A former aide to Jeremy Corbyn has told a High Court judge that television presenter Rachel Riley was being deliberately provocative when she “applied” a tweet containing the word Nazi to the then Labour leader two years ago.
Laura Murray, who responded with a tweet describing Ms Riley as “dangerous” and “stupid”, told Mr Justice Nicklin that she had been “shocked and outraged”.
Ms Riley, 35, a numbers expert on the Channel 4 show Countdown, posted a tweet in March 2019 after Mr Corbyn had been hit with an egg while visiting a mosque.
Ms Murray had responded a few hours later, and said nobody should “engage” with the television presenter.
Ms Riley has sued Ms Murray for libel, and says the “dangerous” and “stupid” tweet caused “serious harm” to her reputation.
She says she was being sarcastic in her tweet and had not called Mr Corbyn a Nazi.
Ms Murray, who no longer works in Mr Corbyn’s office, has mounted a defence to Ms Riley’s libel claim.
She says what she tweeted was true, and reflected her honestly held opinions.
Mr Justice Nicklin is overseeing a trial at the High Court in London, which began on Monday and is due to end on Wednesday.
The judge has heard how Ms Riley had initially posted a screenshot of a January 2019 tweet by Guardian columnist Owen Jones, about an attack on former British National Party leader Nick Griffin, which said: “I think sound life advice is, if you don’t want eggs thrown at you, don’t be a Nazi.”
She had added “Good advice”, with emojis of a red rose and an egg.
Later, Ms Murray had tweeted: “Today Jeremy Corbyn went to his local mosque for Visit My Mosque Day, and was attacked by a Brexiteer. Rachel Riley tweets that Corbyn deserves to be violently attacked because he is a Nazi. This woman is as dangerous as she is stupid. Nobody should engage with her. Ever.”
Ms Murray told Mr Justice Nicklin on Tuesday that she thought Ms Riley’s tweet was “deliberately provocative” towards Mr Corbyn.
“It was deliberately provocative and it was designed to provoke a reaction,” said Ms Murray.
“She was getting that reaction.
“A lot of people saying Jeremy Corbyn was not a Nazi.”
Ms Murray added: “The purpose of my tweet was to say to my followers, ‘don’t engage with her. Don’t get embroiled’.”
She said she had read Ms Riley’s tweet as applying the word Nazi to Mr Corbyn.
“That was absolutely 100% how I read it,” she said.
“Owen had tweeted about Nazis being attacked.
“She applied it to Jeremy Corbyn.”
Ms Murray told the judge: “I was just shocked and outraged by her tweet. My intention was to express my outrage.”
Mr Justice Nicklin ruled at an earlier hearing that Ms Murray’s tweet was defamatory.

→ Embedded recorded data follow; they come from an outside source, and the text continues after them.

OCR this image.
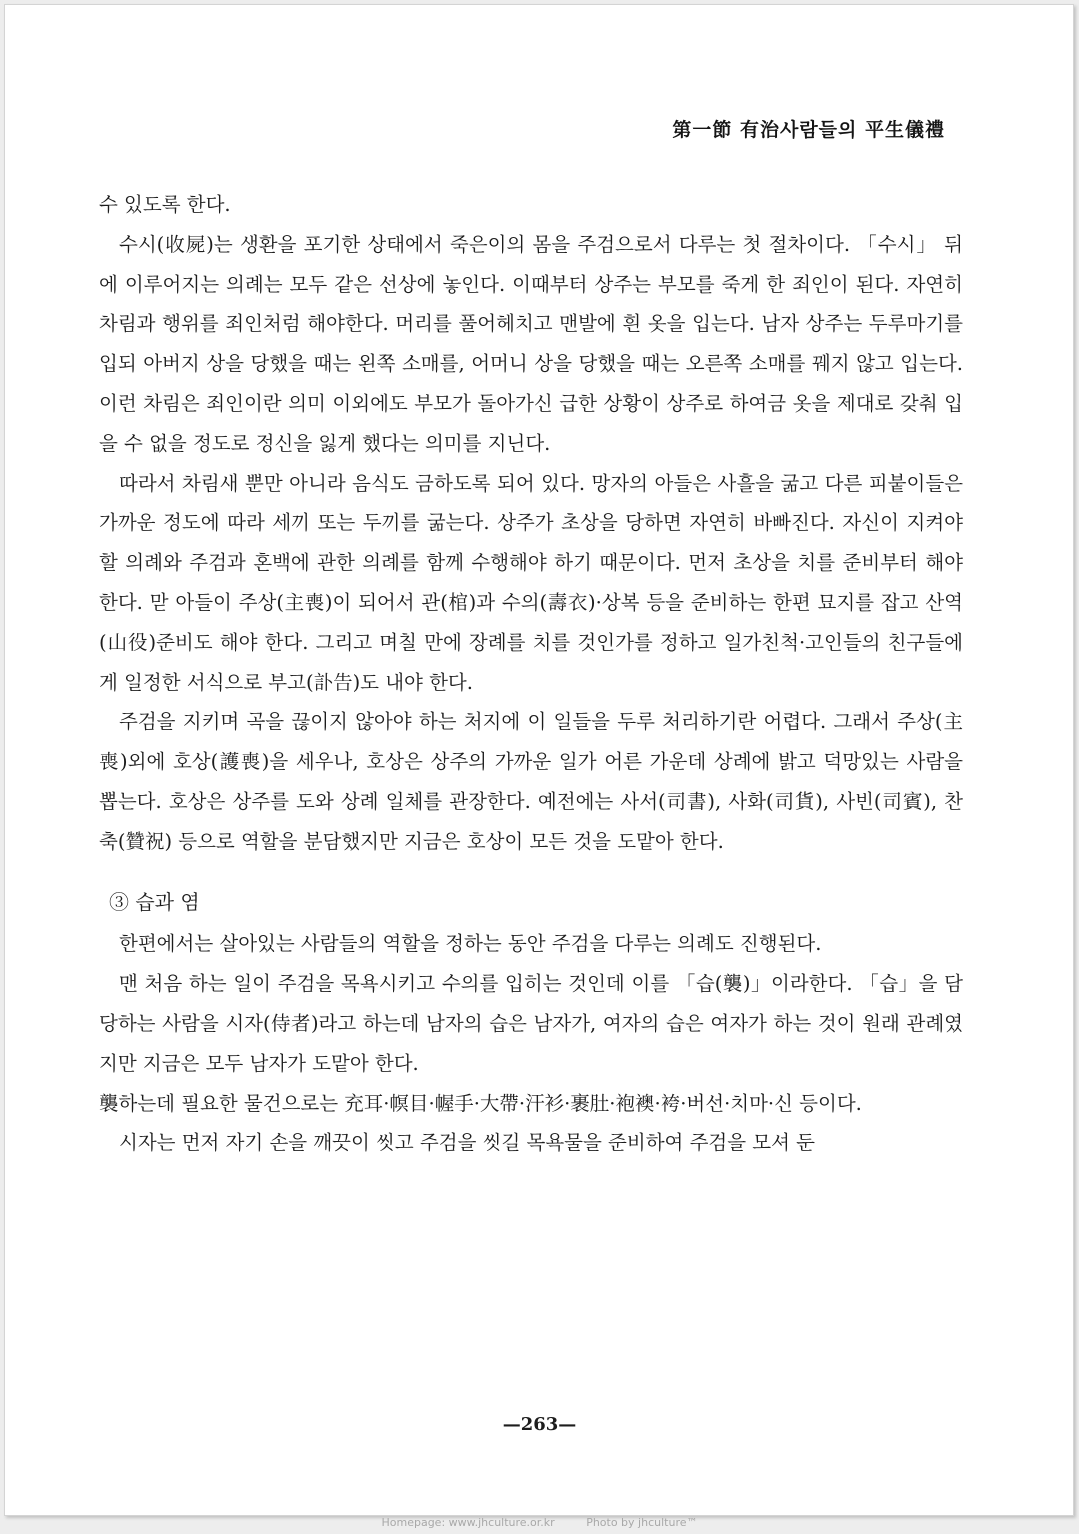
第一節 有治사람들의 平生儀禮

수 있도록 한다.

수시(收屍)는 생환을 포기한 상태에서 죽은이의 몸을 주검으로서 다루는 첫 절차이다. 「수시」 뒤에 이루어지는 의례는 모두 같은 선상에 놓인다. 이때부터 상주는 부모를 죽게 한 죄인이 된다. 자연히 차림과 행위를 죄인처럼 해야한다. 머리를 풀어헤치고 맨발에 흰 옷을 입는다. 남자 상주는 두루마기를 입되 아버지 상을 당했을 때는 왼쪽 소매를, 어머니 상을 당했을 때는 오른쪽 소매를 꿰지 않고 입는다. 이런 차림은 죄인이란 의미 이외에도 부모가 돌아가신 급한 상황이 상주로 하여금 옷을 제대로 갖춰 입을 수 없을 정도로 정신을 잃게 했다는 의미를 지닌다.

따라서 차림새 뿐만 아니라 음식도 금하도록 되어 있다. 망자의 아들은 사흘을 굶고 다른 피붙이들은 가까운 정도에 따라 세끼 또는 두끼를 굶는다. 상주가 초상을 당하면 자연히 바빠진다. 자신이 지켜야할 의례와 주검과 혼백에 관한 의례를 함께 수행해야 하기 때문이다. 먼저 초상을 치를 준비부터 해야한다. 맏 아들이 주상(主喪)이 되어서 관(棺)과 수의(壽衣)·상복 등을 준비하는 한편 묘지를 잡고 산역(山役)준비도 해야 한다. 그리고 며칠 만에 장례를 치를 것인가를 정하고 일가친척·고인들의 친구들에게 일정한 서식으로 부고(訃告)도 내야 한다.

주검을 지키며 곡을 끊이지 않아야 하는 처지에 이 일들을 두루 처리하기란 어렵다. 그래서 주상(主喪)외에 호상(護喪)을 세우나, 호상은 상주의 가까운 일가 어른 가운데 상례에 밝고 덕망있는 사람을 뽑는다. 호상은 상주를 도와 상례 일체를 관장한다. 예전에는 사서(司書), 사화(司貨), 사빈(司賓), 찬축(贊祝) 등으로 역할을 분담했지만 지금은 호상이 모든 것을 도맡아 한다.

③ 습과 염

한편에서는 살아있는 사람들의 역할을 정하는 동안 주검을 다루는 의례도 진행된다.

맨 처음 하는 일이 주검을 목욕시키고 수의를 입히는 것인데 이를 「습(襲)」이라한다. 「습」을 담당하는 사람을 시자(侍者)라고 하는데 남자의 습은 남자가, 여자의 습은 여자가 하는 것이 원래 관례였지만 지금은 모두 남자가 도맡아 한다.

襲하는데 필요한 물건으로는 充耳·幎目·幄手·大帶·汗衫·裹肚·袍襖·袴·버선·치마·신 등이다.

시자는 먼저 자기 손을 깨끗이 씻고 주검을 씻길 목욕물을 준비하여 주검을 모셔 둔

—263—
Homepage: www.jhculture.or.kr	Photo by jhculture™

The judge concluded that the tweet meant that: Ms Riley had “publicly stated” Mr Corbyn had been attacked when visiting a mosque; that he “deserved to be violently attacked”; by doing so, she had shown herself to be a “dangerous and stupid person” who “risked inciting unlawful violence”; and that people should not “engage with her”.
He has now been asked to consider whether serious harm was caused to Ms Riley’s reputation, and whether Ms Murray had a defence of truth, honest opinion or public interest.
Ms Riley, who studied mathematics at Oxford University, has told the judge that she is Jewish and has a “hatred of anti-Semitism”.
She said she spoke out against anti-Semitism and thought the Corbyn-led Labour Party was “fostering anti-Semitism”.
Ms Riley has told the trial that she had been criticised by other Twitter users after posting the “good advice” tweet before Ms Murray joined the discussion.
She said she believed that Ms Murray was blowing a “dog whistle”.